Suaranusantara.com- Presiden RI Prabowo Subianto melakukan penyegaran di Badan Gizi Nasional (BGN) dengan mengganti pimpinan, Dadan Hindayana, Selasa 2 Juni 2026.
Selain Dadan, Prabowo juga mencopot dua Wakil Kepala BGN, Lodewijk Paulus dan Sony Sanjaya.
Posisi Dadan Hindayana kini dijabat oleh Nanik S Deyang yang sebelumnya menjabat sebagai Wakil Kepala BGN.
Sementara Wakil Kepala BGN kini dijabat oleh Agustina Arum Sari dan Mayjen TNI Trenggono.
Menteri Sekretaris Negara (Mensesneg) Prasetyo Hadi mengatakan pergantian pimpinan BGN tak memengaruhi pelaksanaan Program Makan Bergizi Gratis (MBG) yang saat ini tengah berjalan di berbagai daerah.
Prabowo memutuskan melakukan penyegaran di jajaran pimpinan BGN setelah melakukan monitoring dan evaluasi terhadap pelaksanaan program MBG selama sekitar 1,5 tahun terakhir.
Prasetyo mengatakan, pergantian kepemimpinan dilakukan untuk memperkuat kinerja organisasi sekaligus mempercepat pelaksanaan berbagai program prioritas yang dijalankan BGN.

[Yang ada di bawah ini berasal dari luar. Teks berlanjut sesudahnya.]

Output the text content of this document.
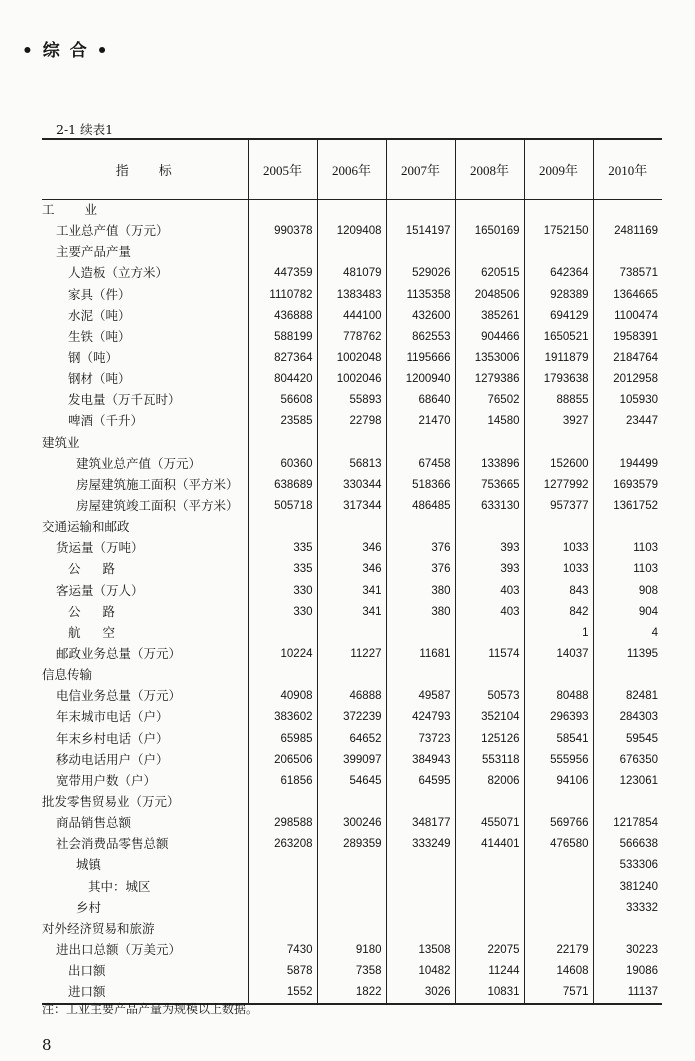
• 综 合 •
2-1 续表1
指标	2005年	2006年	2007年	2008年	2009年	2010年
工业						
工业总产值（万元）	990378	1209408	1514197	1650169	1752150	2481169
主要产品产量						
人造板（立方米）	447359	481079	529026	620515	642364	738571
家具（件）	1110782	1383483	1135358	2048506	928389	1364665
水泥（吨）	436888	444100	432600	385261	694129	1100474
生铁（吨）	588199	778762	862553	904466	1650521	1958391
钢（吨）	827364	1002048	1195666	1353006	1911879	2184764
钢材（吨）	804420	1002046	1200940	1279386	1793638	2012958
发电量（万千瓦时）	56608	55893	68640	76502	88855	105930
啤酒（千升）	23585	22798	21470	14580	3927	23447
建筑业						
建筑业总产值（万元）	60360	56813	67458	133896	152600	194499
房屋建筑施工面积（平方米）	638689	330344	518366	753665	1277992	1693579
房屋建筑竣工面积（平方米）	505718	317344	486485	633130	957377	1361752
交通运输和邮政						
货运量（万吨）	335	346	376	393	1033	1103
公路	335	346	376	393	1033	1103
客运量（万人）	330	341	380	403	843	908
公路	330	341	380	403	842	904
航空					1	4
邮政业务总量（万元）	10224	11227	11681	11574	14037	11395
信息传输						
电信业务总量（万元）	40908	46888	49587	50573	80488	82481
年末城市电话（户）	383602	372239	424793	352104	296393	284303
年末乡村电话（户）	65985	64652	73723	125126	58541	59545
移动电话用户（户）	206506	399097	384943	553118	555956	676350
宽带用户数（户）	61856	54645	64595	82006	94106	123061
批发零售贸易业（万元）						
商品销售总额	298588	300246	348177	455071	569766	1217854
社会消费品零售总额	263208	289359	333249	414401	476580	566638
城镇						533306
其中：城区						381240
乡村						33332
对外经济贸易和旅游						
进出口总额（万美元）	7430	9180	13508	22075	22179	30223
出口额	5878	7358	10482	11244	14608	19086
进口额	1552	1822	3026	10831	7571	11137
注：工业主要产品产量为规模以上数据。
8
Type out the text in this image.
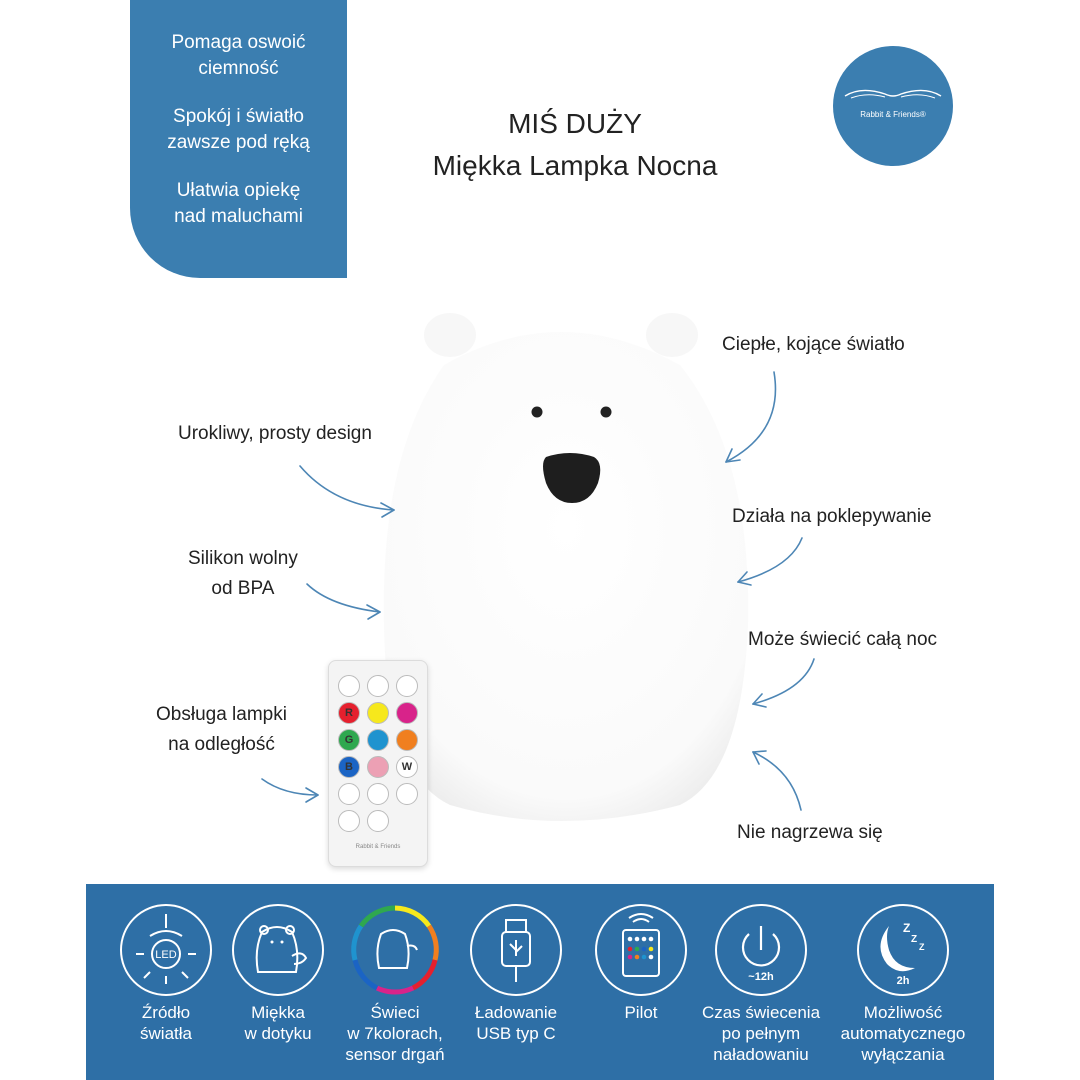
Pomaga oswoić
ciemność
Spokój i światło
zawsze pod ręką
Ułatwia opiekę
nad maluchami
Rabbit & Friends®
MIŚ DUŻY
Miękka Lampka Nocna
R
G
B	W
Rabbit & Friends
Ciepłe, kojące światło
Urokliwy, prosty design
Działa na poklepywanie
Silikon wolny
od BPA
Może świecić całą noc
Obsługa lampki
na odległość
Nie nagrzewa się
LED
Źródło
światła
Miękka
w dotyku
Świeci
w 7kolorach,
sensor drgań
Ładowanie
USB typ C
Pilot
~12h
Czas świecenia
po pełnym
naładowaniu
Z
Z
Z
2h
Możliwość
automatycznego
wyłączania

“Kepada tiga pimpinan BGN yang baru kami berharap untuk dapat segera melakukan konsolidasi internal, memperkuat koordinasi lintas kementerian dan lembaga, serta memperkuat koordinasi bersama pemerintah daerah baik provinsi maupun kabupaten/kota, serta memastikan seluruh program BGN dapat tetap berjalan dengan sebaik-baiknya,” kata Prasetyo di Jakarta, Selasa malam 2 Juni 2026.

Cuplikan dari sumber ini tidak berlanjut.